In a new study published in the May 8 New England Journal of Medicine, researchers point to a random mutation in a single gene after conception as the cause of port-wine birthmarks and Sturge-Weber syndrome (SWS).
“This is a complete game-changer for those with Sturge-Weber syndrome and the millions born with port-wine birthmarks,” said co-senior study author, Anne Comi, MD, director of the Kennedy Krieger Institute’s Hunter Nelson Sturge-Weber Center, in a news release.
“Now that we know the underlying genetic mutation responsible for both conditions, we’re hopeful that we can move quickly towards targeted therapies, offering families the promise of new treatments for the first time,” added Comi.
According to the Kennedy Krieger Institute news release, SWS affects approximately one in 20,000 births, while port-wine birthmarks affect approximately one million people in the U.S.
Sturge-Weber syndrome is a serious neurological disorder associated with port-wine birthmarks on the face, glaucoma, seizures, intellectual impairment and weakness on one or both sides of the body.
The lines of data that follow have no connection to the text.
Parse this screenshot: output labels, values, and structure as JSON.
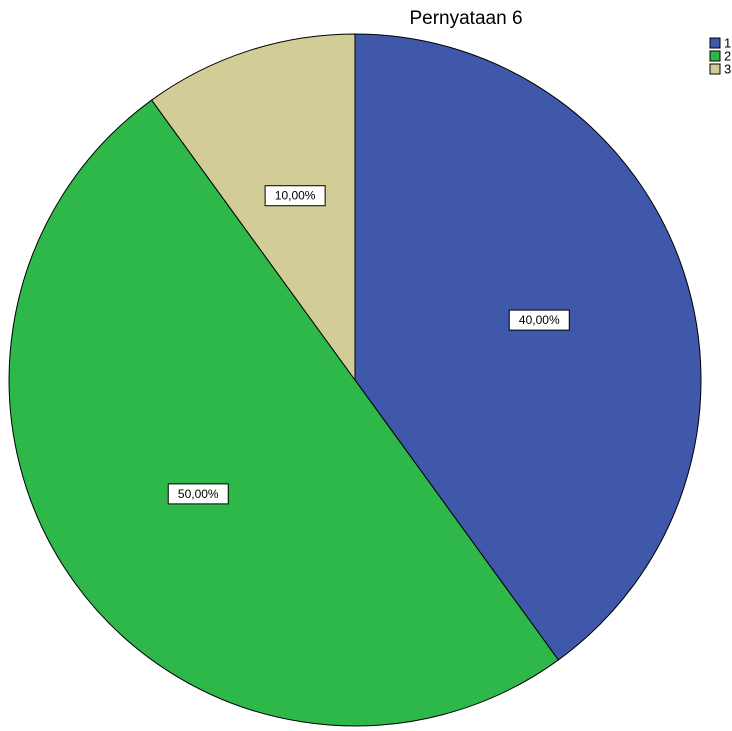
{
  "chart_data": {
    "type": "pie",
    "title": "Pernyataan 6",
    "categories": [
      "1",
      "2",
      "3"
    ],
    "values": [
      40,
      50,
      10
    ],
    "data_labels": [
      "40,00%",
      "50,00%",
      "10,00%"
    ],
    "colors": [
      "#3f58aa",
      "#2eb84a",
      "#d2cc97"
    ],
    "start_angle_deg": 0,
    "direction": "clockwise",
    "legend_position": "top-right"
  }
}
Port-wine birthmarks are caused by abnormally dilated capillaries in the skin which produce reddish to purplish discoloration. While port-wine birthmarks are associated with SWS, they also occur in otherwise healthy people.
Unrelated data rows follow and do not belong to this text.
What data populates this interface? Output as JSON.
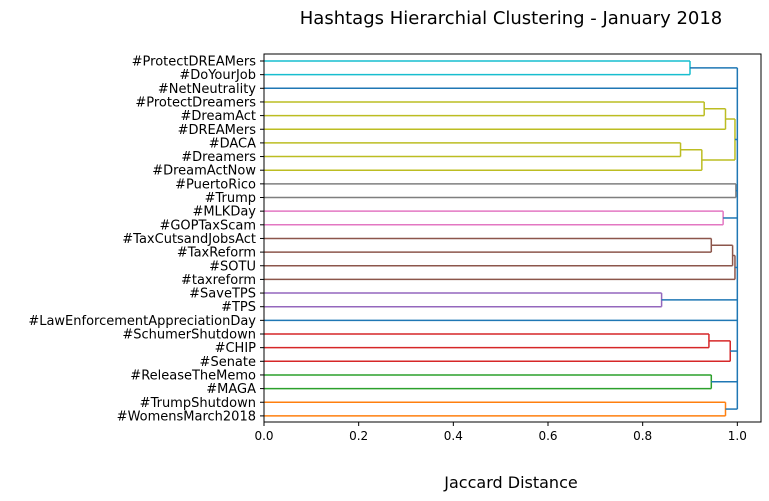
{
  "chart_data": {
    "type": "dendrogram",
    "title": "Hashtags Hierarchial Clustering - January 2018",
    "xlabel": "Jaccard Distance",
    "ylabel": "",
    "orientation": "horizontal",
    "xlim": [
      0.0,
      1.05
    ],
    "xticks": [
      "0.0",
      "0.2",
      "0.4",
      "0.6",
      "0.8",
      "1.0"
    ],
    "grid": false,
    "leaves": [
      "#ProtectDREAMers",
      "#DoYourJob",
      "#NetNeutrality",
      "#ProtectDreamers",
      "#DreamAct",
      "#DREAMers",
      "#DACA",
      "#Dreamers",
      "#DreamActNow",
      "#PuertoRico",
      "#Trump",
      "#MLKDay",
      "#GOPTaxScam",
      "#TaxCutsandJobsAct",
      "#TaxReform",
      "#SOTU",
      "#taxreform",
      "#SaveTPS",
      "#TPS",
      "#LawEnforcementAppreciationDay",
      "#SchumerShutdown",
      "#CHIP",
      "#Senate",
      "#ReleaseTheMemo",
      "#MAGA",
      "#TrumpShutdown",
      "#WomensMarch2018"
    ],
    "merges": [
      {
        "a": "#ProtectDREAMers",
        "b": "#DoYourJob",
        "distance": 0.9,
        "color": "#17becf"
      },
      {
        "a": "#DACA",
        "b": "#Dreamers",
        "distance": 0.88,
        "color": "#bcbd22"
      },
      {
        "a": "#DACA+#Dreamers",
        "b": "#DreamActNow",
        "distance": 0.925,
        "color": "#bcbd22"
      },
      {
        "a": "#ProtectDreamers",
        "b": "#DreamAct",
        "distance": 0.93,
        "color": "#bcbd22"
      },
      {
        "a": "#ProtectDreamers+#DreamAct",
        "b": "#DREAMers",
        "distance": 0.975,
        "color": "#bcbd22"
      },
      {
        "a": "dreamers-group-a",
        "b": "dreamers-group-b",
        "distance": 0.995,
        "color": "#bcbd22"
      },
      {
        "a": "#PuertoRico",
        "b": "#Trump",
        "distance": 0.997,
        "color": "#7f7f7f"
      },
      {
        "a": "#MLKDay",
        "b": "#GOPTaxScam",
        "distance": 0.97,
        "color": "#e377c2"
      },
      {
        "a": "#TaxCutsandJobsAct",
        "b": "#TaxReform",
        "distance": 0.945,
        "color": "#8c564b"
      },
      {
        "a": "#TaxCutsandJobsAct+#TaxReform",
        "b": "#SOTU",
        "distance": 0.99,
        "color": "#8c564b"
      },
      {
        "a": "tax-group",
        "b": "#taxreform",
        "distance": 0.995,
        "color": "#8c564b"
      },
      {
        "a": "#SaveTPS",
        "b": "#TPS",
        "distance": 0.84,
        "color": "#9467bd"
      },
      {
        "a": "#SchumerShutdown",
        "b": "#CHIP",
        "distance": 0.94,
        "color": "#d62728"
      },
      {
        "a": "#SchumerShutdown+#CHIP",
        "b": "#Senate",
        "distance": 0.985,
        "color": "#d62728"
      },
      {
        "a": "#ReleaseTheMemo",
        "b": "#MAGA",
        "distance": 0.945,
        "color": "#2ca02c"
      },
      {
        "a": "#TrumpShutdown",
        "b": "#WomensMarch2018",
        "distance": 0.975,
        "color": "#ff7f0e"
      },
      {
        "a": "all-clusters",
        "b": "root",
        "distance": 1.0,
        "color": "#1f77b4"
      }
    ],
    "colors": {
      "above_threshold": "#1f77b4",
      "cyan": "#17becf",
      "olive": "#bcbd22",
      "gray": "#7f7f7f",
      "pink": "#e377c2",
      "brown": "#8c564b",
      "purple": "#9467bd",
      "red": "#d62728",
      "green": "#2ca02c",
      "orange": "#ff7f0e"
    }
  }
}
Until recently, researchers did not have the technology to investigate the genetic cause of conditions like SWS. Genome studies, however, have provided scientists with the tools to investigate the origins of such rare disorders.
“This study presents a turning point for research on Sturge-Weber syndrome and port-wine birthmarks,” said Jonathan Pevsner, PhD, director of Bioinformatics at Kennedy Krieger Institute and co-senior study author, in the news release. “While we suspected that somatic mutation was the cause for decades now, the technology to test the theory did not exist. The advancement in whole genome sequencing and the development of next-generation sequencing tools finally allowed my lab to test and prove the hypothesis.”
To prove their theory that the mutation was somatic — a change in DNA that occurs after conception — researchers performed whole genome sequencing on affected and unaffected tissue and blood samples of three individuals with SWS. They were able to pinpoint one somatic mutation shared by all three affected samples — a transition in the GNAQ gene.
Confirming their findings, the scientists found the mutation in 23 out of 26 tissue samples from subjects with SWS and 12 out of 13 samples from subjects with isolated port-wine birthmarks.
The findings have two-fold significance. The discovery of the mutated gene provides researchers with the clues they need to begin to investigate drugs that affect the cellular signals that trigger the mutation. In addition, it relieves parents of the guilt that their genetics contributed to their child’s condition.
“When a child receives a diagnosis of Sturge-Weber, parents are often filled with questions about whether they passed down the condition to their child,” said Comi in the Kennedy Krieger Institute news release. “Now we can definitely put those fears to rest.”